The denial of a wife’s acknowledgment to a deed by herself and her husband can not prevail over the officer’s certificate and his testimony. Washburn v. Roesch, 13 Ill. App. 268.

*669Fraud is never presumed. It must be affirmatively shown like any other fact. Wright v. Grover, 27 Ill. 426; Boies v. Henney, 32 Ill. 130; People v. Lott, 36 Ill. 447; Carter v. Gunnels, 67 Ill. 270; Schroeder v. Walsh, 120 Ill. 403.

It is laid down as a rule in one of the latest cases reported that the acknowledgment of a deed can not be impeached for anything but fraud, and in such cases the evidence must be clear and convincing, beyond a reasonable doubt. Brady v. Cole, 164 Ill. 122.

Mr. Presiding Justice Creighton

delivered the opinion oe the Court.

This was a proceeding in chancery, in the Williamson Circuit Court, by appellee against appellants, as widow and heirs of William W. Young, deceased, to foreclose a mortgage purporting to have been executed and delivered by William W. Young, in his lifetime, and his wife, Caroline Young, to appellee, to secure one promissory note for §650, due two years after date, bearing eight per cent interest. At the return term appellants filed their answer to appellee’s bill; the widow filed a separate answer, setting up joint fraud on the part of her late husband and appellee, in procuring her signature to the mortgage in question, and filed her cross-bill making appellee and her co-defendants in the original bill defendants to her cross-bill. The cause was tried and a decree rendered sustaining the original bill and dismissing the cross-bill. Appellants except and bring the case to this court.

While errors are assigned in many forms, those urged are: That the evidence does not sustain the decree; that appellants ought to have been allowed a credit of §236.90; and that mortgage, being upon homestead, is a nullity.
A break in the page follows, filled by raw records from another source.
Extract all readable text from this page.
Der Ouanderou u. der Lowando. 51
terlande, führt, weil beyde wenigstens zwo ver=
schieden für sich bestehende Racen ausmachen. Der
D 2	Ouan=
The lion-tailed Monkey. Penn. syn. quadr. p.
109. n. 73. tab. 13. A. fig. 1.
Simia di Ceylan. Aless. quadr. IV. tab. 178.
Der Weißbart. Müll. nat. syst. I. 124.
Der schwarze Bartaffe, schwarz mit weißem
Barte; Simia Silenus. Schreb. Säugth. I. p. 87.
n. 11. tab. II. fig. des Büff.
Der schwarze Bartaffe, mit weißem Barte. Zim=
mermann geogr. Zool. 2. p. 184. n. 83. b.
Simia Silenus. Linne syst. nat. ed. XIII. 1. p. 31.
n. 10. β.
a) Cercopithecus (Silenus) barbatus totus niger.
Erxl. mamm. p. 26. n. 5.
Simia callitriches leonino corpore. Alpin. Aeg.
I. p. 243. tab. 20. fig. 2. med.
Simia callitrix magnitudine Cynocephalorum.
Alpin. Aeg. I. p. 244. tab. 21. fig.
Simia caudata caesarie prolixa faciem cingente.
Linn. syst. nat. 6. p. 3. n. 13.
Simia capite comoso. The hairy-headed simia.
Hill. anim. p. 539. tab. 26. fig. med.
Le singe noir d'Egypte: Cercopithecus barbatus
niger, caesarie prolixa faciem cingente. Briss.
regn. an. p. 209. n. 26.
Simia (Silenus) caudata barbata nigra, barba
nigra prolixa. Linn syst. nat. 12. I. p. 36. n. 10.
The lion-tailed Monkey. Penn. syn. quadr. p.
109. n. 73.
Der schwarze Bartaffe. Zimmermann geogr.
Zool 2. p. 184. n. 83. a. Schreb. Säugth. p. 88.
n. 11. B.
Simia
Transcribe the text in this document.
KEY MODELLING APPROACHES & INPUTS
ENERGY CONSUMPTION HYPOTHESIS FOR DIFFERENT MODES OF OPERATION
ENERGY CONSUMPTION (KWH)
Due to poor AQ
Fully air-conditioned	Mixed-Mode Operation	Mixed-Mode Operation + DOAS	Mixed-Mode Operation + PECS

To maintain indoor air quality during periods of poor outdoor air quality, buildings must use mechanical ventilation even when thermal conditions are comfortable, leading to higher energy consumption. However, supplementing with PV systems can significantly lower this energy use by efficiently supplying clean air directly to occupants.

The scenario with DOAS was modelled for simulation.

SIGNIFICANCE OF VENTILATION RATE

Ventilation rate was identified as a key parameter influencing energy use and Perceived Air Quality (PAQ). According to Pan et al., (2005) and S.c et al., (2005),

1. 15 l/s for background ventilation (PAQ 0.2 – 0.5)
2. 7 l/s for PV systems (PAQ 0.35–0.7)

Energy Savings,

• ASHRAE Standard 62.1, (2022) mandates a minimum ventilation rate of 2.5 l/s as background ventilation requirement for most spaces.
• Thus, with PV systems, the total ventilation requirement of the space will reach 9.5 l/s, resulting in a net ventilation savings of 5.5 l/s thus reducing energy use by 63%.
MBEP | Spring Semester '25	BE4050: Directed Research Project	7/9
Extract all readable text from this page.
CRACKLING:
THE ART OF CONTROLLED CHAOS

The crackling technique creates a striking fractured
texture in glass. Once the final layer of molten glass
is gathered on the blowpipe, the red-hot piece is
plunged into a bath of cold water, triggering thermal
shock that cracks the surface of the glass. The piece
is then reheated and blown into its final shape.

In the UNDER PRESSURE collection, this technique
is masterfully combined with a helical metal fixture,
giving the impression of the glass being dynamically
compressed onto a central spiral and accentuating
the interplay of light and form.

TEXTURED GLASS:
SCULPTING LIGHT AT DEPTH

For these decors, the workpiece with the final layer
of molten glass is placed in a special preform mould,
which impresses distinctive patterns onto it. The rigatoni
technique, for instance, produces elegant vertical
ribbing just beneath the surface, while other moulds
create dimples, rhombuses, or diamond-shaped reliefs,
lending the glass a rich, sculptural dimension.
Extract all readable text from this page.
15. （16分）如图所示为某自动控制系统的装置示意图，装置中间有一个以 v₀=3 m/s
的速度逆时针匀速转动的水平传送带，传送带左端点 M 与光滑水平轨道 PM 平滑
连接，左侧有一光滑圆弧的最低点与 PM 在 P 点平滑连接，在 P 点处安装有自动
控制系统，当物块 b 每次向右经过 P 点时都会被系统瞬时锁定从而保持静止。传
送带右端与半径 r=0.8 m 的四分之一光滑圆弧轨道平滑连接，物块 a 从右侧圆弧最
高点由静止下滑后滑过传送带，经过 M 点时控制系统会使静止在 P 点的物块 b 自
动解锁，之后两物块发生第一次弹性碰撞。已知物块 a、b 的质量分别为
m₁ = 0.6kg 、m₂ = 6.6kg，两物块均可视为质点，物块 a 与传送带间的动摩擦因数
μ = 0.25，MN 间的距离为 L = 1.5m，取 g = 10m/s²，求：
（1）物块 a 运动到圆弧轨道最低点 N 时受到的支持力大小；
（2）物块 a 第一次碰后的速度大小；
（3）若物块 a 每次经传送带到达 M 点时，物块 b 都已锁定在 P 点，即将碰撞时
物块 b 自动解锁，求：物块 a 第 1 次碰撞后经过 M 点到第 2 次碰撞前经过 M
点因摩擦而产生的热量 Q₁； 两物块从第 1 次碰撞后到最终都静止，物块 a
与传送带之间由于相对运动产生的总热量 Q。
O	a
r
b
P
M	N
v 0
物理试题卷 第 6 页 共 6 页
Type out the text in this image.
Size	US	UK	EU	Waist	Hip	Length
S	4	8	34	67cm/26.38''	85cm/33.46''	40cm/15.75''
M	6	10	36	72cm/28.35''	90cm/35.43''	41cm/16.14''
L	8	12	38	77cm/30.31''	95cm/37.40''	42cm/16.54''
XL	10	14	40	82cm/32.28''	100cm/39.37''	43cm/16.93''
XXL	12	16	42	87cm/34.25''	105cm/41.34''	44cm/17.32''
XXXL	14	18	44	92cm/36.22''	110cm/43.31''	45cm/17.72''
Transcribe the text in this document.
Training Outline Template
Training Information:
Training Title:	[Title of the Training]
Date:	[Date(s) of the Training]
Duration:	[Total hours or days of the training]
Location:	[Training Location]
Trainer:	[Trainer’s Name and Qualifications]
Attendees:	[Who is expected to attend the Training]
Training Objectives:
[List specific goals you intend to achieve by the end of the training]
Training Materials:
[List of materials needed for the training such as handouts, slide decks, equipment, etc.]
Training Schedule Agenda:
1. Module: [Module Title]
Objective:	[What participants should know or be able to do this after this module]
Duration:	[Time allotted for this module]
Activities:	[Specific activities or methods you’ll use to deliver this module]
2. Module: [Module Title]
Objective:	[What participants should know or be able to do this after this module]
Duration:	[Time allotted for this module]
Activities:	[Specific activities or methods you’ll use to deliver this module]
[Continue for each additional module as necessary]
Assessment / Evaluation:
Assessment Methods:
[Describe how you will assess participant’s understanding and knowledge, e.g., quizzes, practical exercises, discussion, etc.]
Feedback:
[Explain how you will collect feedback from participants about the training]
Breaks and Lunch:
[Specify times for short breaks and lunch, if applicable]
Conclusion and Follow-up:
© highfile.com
The genuineness of the acknowledgment, as evidenced by the notary’s certificate attached to the mortgage, is admitted by appellants, and they admit, also, that there was no bad faith or wrongdoing on the part of the notary who took the acknowledgment. Counsel for appellants say our theory of the case is that Mrs. Young and the officer *670taking the acknowledgment were both victims of a cunningly-devised scheme of deception on the part of appellee and W. W. Young to obtain the signature of Mrs. Young to the mortgage.

The certificate of an officer to an acknowledgment to a deed is in the nature of a record, and is as conclusive as a record. In Brady v. Cole, 164 Ill. 116, it is said : “ It is a rule that the acknowledgment of a deed can not be impeached for anything but fraud, and in such cases the evidence must be clear and convincing, beyond a reasonable doubt.”

We have carefully examined this evidence, and are of opinion that it falls far short of measuring up to the requirement. In our opinion fraud is not conclusively proven. We are also of opinion that the evidence fails to establish appellant’s claim for a credit of $236.90, and that the mortgage is not a nullity.

The certificate of acknowledgment recites the release and waiver of the right of homestead. Where the husband and wife join in the execution of a mortgage on the homestead, and the certificate of acknowledgment contains a release and waiver of the right of homestead, the mortgage is not a nullity.

We find no error in the record. The decree of the Circuit Court is affirmed.